S’agissant des opérations intermédiaires, elles désignent les opérations relatives aux revenus générés par les opérations d’investissement à l’étranger des personnes morales.

Quant aux opérations finales, il s’agit des opérations de cession ou de liquidation des investissements à l’étranger préalablement réalisés.

Vous dites ci-dessus que l’IGOC-24 définit un cadre partiellement libéral pour les séquences précitées relatives aux opérations d’investissement à l’étranger. Commençons par la première séquence, en quoi consiste ce cadre partiellement libéral pour cette séquence ?

Ce cadre s’articule autour de deux volets : la définition des opérations d’investissement à l’étranger librement réalisables et la fixation des conditions de réalisation de ces opérations.

Définition des opérations d’investissement à l’étranger librement réalisables ,  pourriez-vous nous donner des précisions à ce sujet ?

Les opérations d’investissement à l’étranger librement réalisables   sont définies par l’ article 169  de l’IGOC-24.

Cet article établit une définition assez tatillonne de ces opérations, et ce, à travers une délimitation assez restrictive de ses composantes, notamment :

– La catégorie de résidents pouvant réaliser les opérations d’investissement à l’étranger. En effet ces opérations ne peuvent être effectuées que par les personnes morales inscrites au registre de commerce, ayant au moins trois (3) années d’activité  et ayant comptabilité certifiée sans réserve par un commissaire aux comptes ;

– Le territoire dans lequel peuvent être réalisées les opérations d’investissement à l’étranger :  l’étranger, à l’exclusion des zones d’accélération industrielle ou places financières off-shore sises au Maroc ;

-Les secteurs dans lesquels peuvent être réalisées les opérations d’investissement à l’étranger : secteur en rapport avec l’activité de la personne morale résidente concernée et ne portant pas sur des opérations de placements ou sur des biens immobiliers.
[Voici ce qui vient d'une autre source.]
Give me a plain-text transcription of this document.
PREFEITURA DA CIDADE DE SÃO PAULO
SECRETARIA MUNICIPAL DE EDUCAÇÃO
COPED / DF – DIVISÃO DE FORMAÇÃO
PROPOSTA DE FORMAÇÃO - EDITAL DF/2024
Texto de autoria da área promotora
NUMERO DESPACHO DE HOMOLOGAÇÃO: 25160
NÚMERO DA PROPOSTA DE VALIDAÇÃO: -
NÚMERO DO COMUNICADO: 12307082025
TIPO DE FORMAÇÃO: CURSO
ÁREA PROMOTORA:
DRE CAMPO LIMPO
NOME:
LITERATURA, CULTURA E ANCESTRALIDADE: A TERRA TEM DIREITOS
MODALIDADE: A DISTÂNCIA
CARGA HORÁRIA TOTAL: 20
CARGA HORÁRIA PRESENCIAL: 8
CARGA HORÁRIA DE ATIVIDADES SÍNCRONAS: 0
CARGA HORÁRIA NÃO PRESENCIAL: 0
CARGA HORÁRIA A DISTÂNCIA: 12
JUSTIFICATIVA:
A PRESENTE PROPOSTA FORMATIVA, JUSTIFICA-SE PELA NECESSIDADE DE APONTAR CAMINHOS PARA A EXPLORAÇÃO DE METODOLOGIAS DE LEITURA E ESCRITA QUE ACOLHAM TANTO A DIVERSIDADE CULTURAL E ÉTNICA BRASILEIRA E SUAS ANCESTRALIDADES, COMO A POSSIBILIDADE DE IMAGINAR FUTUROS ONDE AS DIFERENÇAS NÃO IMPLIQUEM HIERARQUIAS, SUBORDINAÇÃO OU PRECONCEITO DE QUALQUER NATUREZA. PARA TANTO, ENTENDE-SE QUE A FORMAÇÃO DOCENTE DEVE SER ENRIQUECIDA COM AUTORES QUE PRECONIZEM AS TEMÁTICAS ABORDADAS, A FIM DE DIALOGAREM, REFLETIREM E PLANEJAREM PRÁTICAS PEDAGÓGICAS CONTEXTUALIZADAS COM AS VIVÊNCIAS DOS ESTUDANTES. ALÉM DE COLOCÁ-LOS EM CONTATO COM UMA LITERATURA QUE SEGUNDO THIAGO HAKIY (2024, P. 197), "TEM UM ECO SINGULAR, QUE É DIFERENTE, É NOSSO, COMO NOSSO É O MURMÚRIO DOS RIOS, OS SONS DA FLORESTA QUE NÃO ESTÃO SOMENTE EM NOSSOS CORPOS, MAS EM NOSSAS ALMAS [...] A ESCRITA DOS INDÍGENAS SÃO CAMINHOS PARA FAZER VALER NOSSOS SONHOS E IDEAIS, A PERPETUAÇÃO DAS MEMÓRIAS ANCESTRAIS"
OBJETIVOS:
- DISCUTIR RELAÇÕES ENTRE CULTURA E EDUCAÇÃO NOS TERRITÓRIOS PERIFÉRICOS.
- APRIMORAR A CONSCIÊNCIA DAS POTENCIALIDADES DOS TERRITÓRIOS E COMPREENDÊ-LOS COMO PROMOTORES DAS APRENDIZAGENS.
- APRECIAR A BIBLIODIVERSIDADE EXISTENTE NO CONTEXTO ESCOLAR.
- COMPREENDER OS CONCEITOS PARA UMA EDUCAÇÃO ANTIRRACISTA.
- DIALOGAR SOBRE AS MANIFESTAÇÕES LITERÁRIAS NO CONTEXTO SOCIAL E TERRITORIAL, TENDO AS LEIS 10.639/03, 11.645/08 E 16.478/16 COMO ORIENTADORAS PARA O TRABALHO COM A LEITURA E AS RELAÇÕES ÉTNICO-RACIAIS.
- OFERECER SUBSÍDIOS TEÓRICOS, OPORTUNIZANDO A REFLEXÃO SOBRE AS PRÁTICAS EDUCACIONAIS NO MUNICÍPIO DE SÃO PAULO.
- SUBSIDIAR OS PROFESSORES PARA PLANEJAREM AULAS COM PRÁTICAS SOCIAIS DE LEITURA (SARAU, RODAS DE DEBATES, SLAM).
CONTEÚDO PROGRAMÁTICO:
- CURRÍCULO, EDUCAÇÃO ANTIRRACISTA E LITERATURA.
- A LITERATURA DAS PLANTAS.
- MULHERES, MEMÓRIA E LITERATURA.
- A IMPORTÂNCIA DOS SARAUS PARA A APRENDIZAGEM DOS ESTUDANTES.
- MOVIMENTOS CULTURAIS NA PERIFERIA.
-Les modes ou les modalités de réalisation des opérations d’investissement à l’étranger : création de sociétés ; ouverture de bureaux de liaison, de représentation ou de succursales ; prise de participation dans le capital de sociétés étrangères permettant d’acquérir au moins 10% du capital d’une entité non-résidente dans le but d’établir un intérêt économique durable ; dotations en capital y compris les primes d’émission l’octroi de prêts et/ou d’avances en compte courant d’associés aux entreprises étrangères dans lesquelles l’investisseur marocain détient une participation au capital ; dotations de fonds pour l’acquisition des équipements nécessaires pour les besoins d’exploitation de bureaux de liaison, de représentation ou de succursales.

Vous dites ci-dessus que la règlementation des changes régissant les opérations d’investissement à l’étranger s’articule autour de deux volets. Le premier volet consiste dans la définition des opérations d’investissement à l’étranger librement réalisables. Quant au second volet, il consiste dans la fixation des conditions de réalisation de ces opérations. Vous avez présenté ci-dessus le premier volet, quid du second ?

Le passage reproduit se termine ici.